Siyasetçilerin halka yönelik "evde kalın" söylemlerini de eleştiren Volker, bunun yerine dikkatli ve temkinli bir şekilde restoranlara gidilmesinin ve güvendikleri arkadaşlarla bir araya gelinmesinin tavsiye edilebileceğini ifade etti.
Volker, salgının kendilerini çok etkilediğini, mart ayından mayısa kadar karantina uygulandığını ve restoranların kapalı tutulduğunu anımsatarak, "Ekonomik zararın nasıl telafi edileceği ve bu zararın nasıl tamir edileceği sorulara bir cevap bulamıyorum. Zaman gösterecek. Günden güne, haftadan hafta bakmak lazım. Orta ve uzun vade için hesap yapamıyorum. Çünkü her an hükümet tarafından bize sınırlama getirebilecek yeni bir karar çıkabilir." şeklinde konuştu.

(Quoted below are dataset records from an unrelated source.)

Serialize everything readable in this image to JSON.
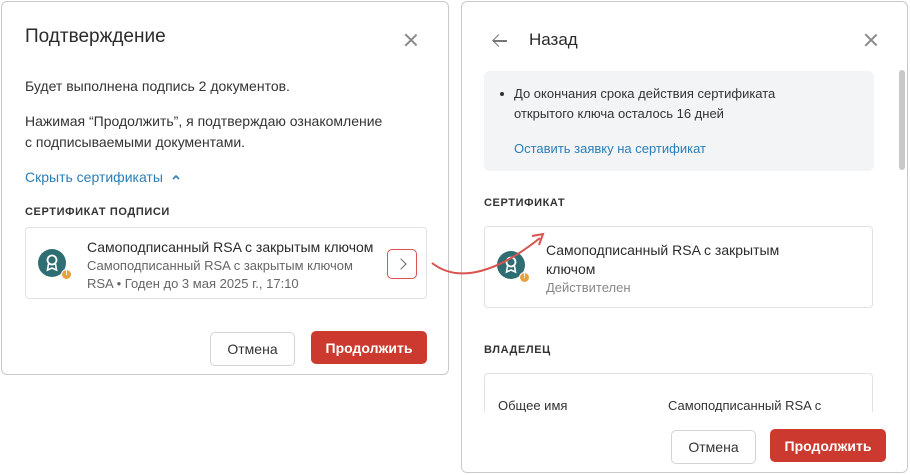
{
  "left_dialog": {
    "title": "Подтверждение",
    "line1": "Будет выполнена подпись 2 документов.",
    "line2a": "Нажимая “Продолжить”, я подтверждаю ознакомление",
    "line2b": "с подписываемыми документами.",
    "toggle_link": "Скрыть сертификаты",
    "section_label": "СЕРТИФИКАТ ПОДПИСИ",
    "cert": {
      "name": "Самоподписанный RSA с закрытым ключом",
      "issuer_line1": "Самоподписанный RSA с закрытым ключом",
      "issuer_line2": "RSA • Годен до 3 мая 2025 г., 17:10"
    },
    "cancel_label": "Отмена",
    "continue_label": "Продолжить"
  },
  "right_dialog": {
    "back_label": "Назад",
    "notice_text1": "До окончания срока действия сертификата",
    "notice_text2": "открытого ключа осталось 16 дней",
    "notice_link": "Оставить заявку на сертификат",
    "cert_section_label": "СЕРТИФИКАТ",
    "cert": {
      "name_line1": "Самоподписанный RSA с закрытым",
      "name_line2": "ключом",
      "status": "Действителен"
    },
    "owner_section_label": "ВЛАДЕЛЕЦ",
    "owner": {
      "field_label": "Общее имя",
      "field_value": "Самоподписанный RSA с"
    },
    "cancel_label": "Отмена",
    "continue_label": "Продолжить"
  },
  "colors": {
    "primary": "#cc3a2f",
    "link": "#2a7fb8",
    "cert_icon": "#2e6e73",
    "badge": "#e8a23c",
    "arrow": "#d9534f"
  }
}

"Rezervasyonlar iptal ediliyor, koronavirüs boynumuzu kırdı"
Gelecek aylardaki durumu şimdiden öngöremediğini anlatan Volker, normal dönemlerde şimdiden yakın gelecekteki hafta sonlarının özellikle cuma ve cumartesi günlerinde restoranın tamamen dolu olduğunu belirterek, "Ancak şimdi çok yer var. Yapılan rezervasyonlar iptal ediliyor. Açık söylemek gerekirse korona bizim boynumuzu kırdı. Ciromuz yüzde 20’lere kadar düştü. Bu çok zor." dedi.
Volker, bu zararı restoran gibi işletmelerde telafi etmenin zor olduğunu ifade ederek, biraz gelir elde etmek için gelecek hafta "al-götür" uygulamasına geçeceklerini kaydetti.
Ölümlere, vaka sayılarına ve bulaşma oranına bakıldığında Almanya'da salgınla mücadelede şimdiye kadar iyi bir kriz yönetiminin ortaya koyulduğunu aktaran Volker, bu açıdan siyasetçilere bir eleştiri getiremediğini vurguladı.
Volker, Kovid-19'dan zarar gören işletmelere devletin verdiği yardımların bu işletmelere daha hızlı ulaşması gerektiğinin altını çizerek, taleplerin incelenmesinin 4 ila 8 hafta arasında sürdüğünü, bu süre içinde işletmelerin iflasla karşı karşıya kaldığına işaret etti.
Salgın sırasında çok büyük etkinliklere gidilmemesi gerektiğini vurgulayan Volker, ancak restoranlarda salgına karşı alınabilecek önlemlerin alındığını ve müşterilere hizmet etmek istediklerini kaydetti.